In the first phase, lasting 9 months from April to December 2020, 90 health centers and 9 hospitals set up triage systems enabling 4,316 cases of COVID-19 to be confirmed and 458 severe cases to be treated. These facilities also received protective materials and medical equipment (pulse oximeters and oxygen concentrators). In addition, over 1,500 health workers were trained in infection prevention and control.
See our campaign OXYGEN FOR AFRICA
A targeted and sustainable intervention
Although necessary, the first phase was not enough as the need for oxygen increased over the months. In response to growing medical needs, ALIMA received new support from Unitaid in June 2021 to improve access to oxygen in six hospitals across five countries (Cameroon, Central African Republic, Mali, Niger and Nigeria).
To improve oxygen availability, ALIMA focuses on four essential areas of intervention: rehabilitating and securing electrical systems, training technicians in the preventive and remedial maintenance of these systems, and training health workers in the proper use of oxygen, as well as the rigorous application of infection prevention and control. With this strategy, ALIMA hopes to provide a lasting solution to a major problem.
Allocating resources efficiently
“The COVID-19 health crisis revealed the impact that medical equipment management can have on the prognosis of our sickest patients,” said Julien Mutanganwa, ALIMA Biomedical Lead. “It is imperative to know the operating status of oxygen equipment and their use and maintenance protocols. This is how we can tailor our support to real needs, such as rehabilitating an electrical system or building staff capacity through training.

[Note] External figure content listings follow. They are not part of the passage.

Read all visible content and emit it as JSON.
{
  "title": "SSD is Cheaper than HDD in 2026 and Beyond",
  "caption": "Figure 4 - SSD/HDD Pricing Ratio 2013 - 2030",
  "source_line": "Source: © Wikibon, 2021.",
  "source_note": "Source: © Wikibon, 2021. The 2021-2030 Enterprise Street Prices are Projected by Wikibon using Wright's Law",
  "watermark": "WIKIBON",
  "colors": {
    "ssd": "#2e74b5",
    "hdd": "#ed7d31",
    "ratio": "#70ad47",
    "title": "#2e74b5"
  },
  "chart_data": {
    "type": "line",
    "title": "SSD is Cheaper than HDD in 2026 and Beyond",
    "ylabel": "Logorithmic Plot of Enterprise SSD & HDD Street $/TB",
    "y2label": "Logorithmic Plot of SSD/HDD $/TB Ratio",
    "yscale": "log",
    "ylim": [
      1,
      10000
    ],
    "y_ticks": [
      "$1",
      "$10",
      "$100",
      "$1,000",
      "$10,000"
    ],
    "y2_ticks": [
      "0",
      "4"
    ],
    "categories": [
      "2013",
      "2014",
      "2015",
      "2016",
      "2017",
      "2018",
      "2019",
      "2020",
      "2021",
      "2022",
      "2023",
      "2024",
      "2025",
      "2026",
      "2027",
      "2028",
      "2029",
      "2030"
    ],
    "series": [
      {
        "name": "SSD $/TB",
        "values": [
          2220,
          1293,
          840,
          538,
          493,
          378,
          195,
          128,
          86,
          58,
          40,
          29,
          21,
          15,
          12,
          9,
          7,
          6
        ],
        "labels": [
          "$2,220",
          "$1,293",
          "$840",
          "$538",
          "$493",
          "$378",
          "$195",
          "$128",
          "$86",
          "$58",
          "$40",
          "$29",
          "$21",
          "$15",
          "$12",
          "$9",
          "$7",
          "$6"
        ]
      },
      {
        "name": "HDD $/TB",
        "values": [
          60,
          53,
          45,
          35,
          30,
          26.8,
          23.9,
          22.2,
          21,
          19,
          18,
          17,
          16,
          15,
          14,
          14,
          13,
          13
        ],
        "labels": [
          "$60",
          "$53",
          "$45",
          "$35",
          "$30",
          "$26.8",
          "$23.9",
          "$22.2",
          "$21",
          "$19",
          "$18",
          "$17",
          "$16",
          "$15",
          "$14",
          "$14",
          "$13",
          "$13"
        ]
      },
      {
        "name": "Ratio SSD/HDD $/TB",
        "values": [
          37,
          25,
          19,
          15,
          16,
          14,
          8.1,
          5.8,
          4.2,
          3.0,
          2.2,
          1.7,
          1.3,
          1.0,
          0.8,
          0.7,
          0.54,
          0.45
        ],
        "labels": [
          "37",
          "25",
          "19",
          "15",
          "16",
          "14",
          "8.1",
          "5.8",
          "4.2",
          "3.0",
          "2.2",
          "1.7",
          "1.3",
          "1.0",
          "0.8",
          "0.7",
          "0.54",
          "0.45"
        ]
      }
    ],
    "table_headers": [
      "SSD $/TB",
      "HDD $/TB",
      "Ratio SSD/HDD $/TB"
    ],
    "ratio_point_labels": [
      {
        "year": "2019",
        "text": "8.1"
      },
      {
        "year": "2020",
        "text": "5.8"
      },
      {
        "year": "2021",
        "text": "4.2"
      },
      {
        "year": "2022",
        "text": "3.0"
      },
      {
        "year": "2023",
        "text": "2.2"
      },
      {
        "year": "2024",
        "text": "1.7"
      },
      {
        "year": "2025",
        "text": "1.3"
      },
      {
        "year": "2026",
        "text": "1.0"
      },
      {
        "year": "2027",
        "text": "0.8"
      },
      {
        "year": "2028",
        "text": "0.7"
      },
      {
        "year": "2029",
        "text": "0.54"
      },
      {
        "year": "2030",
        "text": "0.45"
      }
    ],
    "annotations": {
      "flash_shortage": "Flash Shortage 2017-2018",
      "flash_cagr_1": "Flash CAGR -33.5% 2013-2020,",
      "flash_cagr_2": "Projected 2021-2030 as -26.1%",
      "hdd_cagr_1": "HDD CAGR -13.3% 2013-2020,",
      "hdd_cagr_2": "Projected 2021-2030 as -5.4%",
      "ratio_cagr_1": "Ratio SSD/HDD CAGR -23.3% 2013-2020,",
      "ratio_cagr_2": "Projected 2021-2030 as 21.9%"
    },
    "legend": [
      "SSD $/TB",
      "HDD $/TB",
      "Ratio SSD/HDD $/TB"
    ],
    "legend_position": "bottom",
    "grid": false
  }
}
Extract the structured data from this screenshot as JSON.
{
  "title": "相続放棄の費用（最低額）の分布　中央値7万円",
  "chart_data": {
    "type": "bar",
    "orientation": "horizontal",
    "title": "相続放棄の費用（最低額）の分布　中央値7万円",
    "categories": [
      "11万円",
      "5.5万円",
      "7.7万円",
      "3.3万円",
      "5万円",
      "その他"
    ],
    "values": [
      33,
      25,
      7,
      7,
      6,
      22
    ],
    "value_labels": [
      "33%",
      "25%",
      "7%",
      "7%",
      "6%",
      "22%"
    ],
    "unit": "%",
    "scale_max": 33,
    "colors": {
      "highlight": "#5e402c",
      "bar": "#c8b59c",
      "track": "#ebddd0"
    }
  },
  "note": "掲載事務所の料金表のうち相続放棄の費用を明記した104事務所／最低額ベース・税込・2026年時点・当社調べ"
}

This way, we will be able to ensure that the available and allocated resources are used efficiently.”
In the perspective that the health authorities reinforce and perpetuate these investments in all hospitals in their country, ALIMA insists on the need to ensure an efficient and sustainable maintenance system for medical equipment and oxygen sources.

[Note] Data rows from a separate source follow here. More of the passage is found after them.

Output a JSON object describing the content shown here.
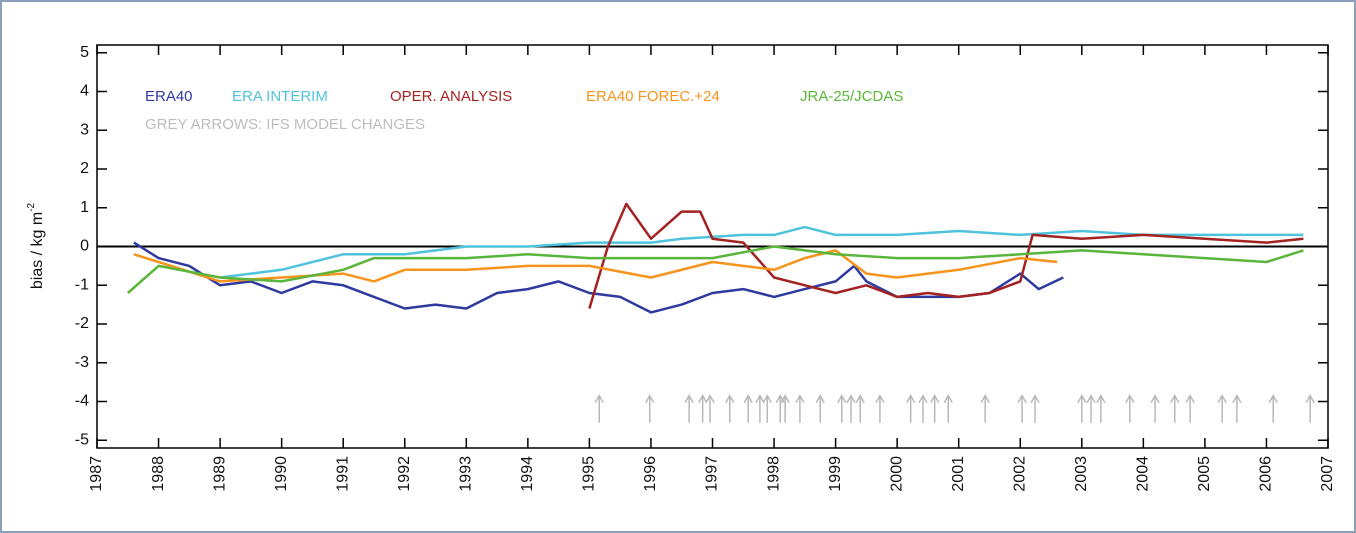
{
  "chart_data": {
    "type": "line",
    "ylabel": "bias / kg m",
    "ylabel_sup": "-2",
    "annotation": "GREY ARROWS: IFS MODEL CHANGES",
    "xlim": [
      1987,
      2007
    ],
    "xticks": [
      1987,
      1988,
      1989,
      1990,
      1991,
      1992,
      1993,
      1994,
      1995,
      1996,
      1997,
      1998,
      1999,
      2000,
      2001,
      2002,
      2003,
      2004,
      2005,
      2006,
      2007
    ],
    "ylim": [
      -5.2,
      5.2
    ],
    "yticks": [
      -5,
      -4,
      -3,
      -2,
      -1,
      0,
      1,
      2,
      3,
      4,
      5
    ],
    "arrows_color": "#b8b8b8",
    "arrows_x": [
      1995.16,
      1995.98,
      1996.62,
      1996.84,
      1996.96,
      1997.28,
      1997.58,
      1997.77,
      1997.89,
      1998.1,
      1998.18,
      1998.42,
      1998.75,
      1999.1,
      1999.25,
      1999.4,
      1999.72,
      2000.22,
      2000.42,
      2000.61,
      2000.83,
      2001.43,
      2002.03,
      2002.24,
      2003.0,
      2003.15,
      2003.31,
      2003.78,
      2004.19,
      2004.51,
      2004.76,
      2005.28,
      2005.52,
      2006.11,
      2006.71
    ],
    "series": [
      {
        "name": "ERA40",
        "color": "#2e3a9f",
        "x": [
          1987.6,
          1988,
          1988.5,
          1989,
          1989.5,
          1990,
          1990.5,
          1991,
          1991.5,
          1992,
          1992.5,
          1993,
          1993.5,
          1994,
          1994.5,
          1995,
          1995.5,
          1996,
          1996.5,
          1997,
          1997.5,
          1998,
          1998.5,
          1999,
          1999.3,
          1999.5,
          2000,
          2000.5,
          2001,
          2001.5,
          2002,
          2002.3,
          2002.7
        ],
        "values": [
          0.1,
          -0.3,
          -0.5,
          -1.0,
          -0.9,
          -1.2,
          -0.9,
          -1.0,
          -1.3,
          -1.6,
          -1.5,
          -1.6,
          -1.2,
          -1.1,
          -0.9,
          -1.2,
          -1.3,
          -1.7,
          -1.5,
          -1.2,
          -1.1,
          -1.3,
          -1.1,
          -0.9,
          -0.5,
          -0.9,
          -1.3,
          -1.3,
          -1.3,
          -1.2,
          -0.7,
          -1.1,
          -0.8
        ]
      },
      {
        "name": "ERA INTERIM",
        "color": "#4fc3dc",
        "x": [
          1989,
          1990,
          1991,
          1992,
          1993,
          1994,
          1995,
          1996,
          1996.5,
          1997.5,
          1998,
          1998.5,
          1999,
          2000,
          2001,
          2002,
          2003,
          2004,
          2005,
          2006,
          2006.6
        ],
        "values": [
          -0.8,
          -0.6,
          -0.2,
          -0.2,
          0.0,
          0.0,
          0.1,
          0.1,
          0.2,
          0.3,
          0.3,
          0.5,
          0.3,
          0.3,
          0.4,
          0.3,
          0.4,
          0.3,
          0.3,
          0.3,
          0.3
        ]
      },
      {
        "name": "OPER. ANALYSIS",
        "color": "#a32222",
        "x": [
          1995,
          1995.3,
          1995.6,
          1996,
          1996.5,
          1996.8,
          1997,
          1997.5,
          1998,
          1998.5,
          1999,
          1999.5,
          2000,
          2000.5,
          2001,
          2001.5,
          2002,
          2002.2,
          2003,
          2004,
          2005,
          2006,
          2006.6
        ],
        "values": [
          -1.6,
          0.0,
          1.1,
          0.2,
          0.9,
          0.9,
          0.2,
          0.1,
          -0.8,
          -1.0,
          -1.2,
          -1.0,
          -1.3,
          -1.2,
          -1.3,
          -1.2,
          -0.9,
          0.3,
          0.2,
          0.3,
          0.2,
          0.1,
          0.2
        ]
      },
      {
        "name": "ERA40 FOREC.+24",
        "color": "#f7941d",
        "x": [
          1987.6,
          1988,
          1989,
          1990,
          1991,
          1991.5,
          1992,
          1993,
          1994,
          1995,
          1996,
          1997,
          1998,
          1998.5,
          1999,
          1999.5,
          2000,
          2001,
          2002,
          2002.6
        ],
        "values": [
          -0.2,
          -0.4,
          -0.9,
          -0.8,
          -0.7,
          -0.9,
          -0.6,
          -0.6,
          -0.5,
          -0.5,
          -0.8,
          -0.4,
          -0.6,
          -0.3,
          -0.1,
          -0.7,
          -0.8,
          -0.6,
          -0.3,
          -0.4
        ]
      },
      {
        "name": "JRA-25/JCDAS",
        "color": "#5ab53a",
        "x": [
          1987.5,
          1988,
          1989,
          1990,
          1991,
          1991.5,
          1992,
          1993,
          1994,
          1995,
          1996,
          1997,
          1998,
          1999,
          2000,
          2001,
          2002,
          2003,
          2004,
          2005,
          2006,
          2006.6
        ],
        "values": [
          -1.2,
          -0.5,
          -0.8,
          -0.9,
          -0.6,
          -0.3,
          -0.3,
          -0.3,
          -0.2,
          -0.3,
          -0.3,
          -0.3,
          0.0,
          -0.2,
          -0.3,
          -0.3,
          -0.2,
          -0.1,
          -0.2,
          -0.3,
          -0.4,
          -0.1
        ]
      }
    ]
  }
}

“Good management of medical equipment helps avoid diagnostic errors and ensures that patients have access to quality care at all times,” said Boukar Mamane, Nurse Supervisor at Dakoro Hospital in Niger. Indeed, respiratory equipment is a priority for saving lives; the COVID-19 crisis makes it an absolute necessity.
Developing innovative solutions
In the coming years, ALIMA plans to develop adapted and innovative solutions to this problem, including a strategy for decentralizing access to oxygen. Through a pilot project, ALIMA is looking to multiply the sources of medical oxygen in the region via the implementation of mobile oxygen cylinder-filling devices to help transport patients in adequate conditions. This will give countries the ability to better anticipate crisis situations such as COVID-19 and many others.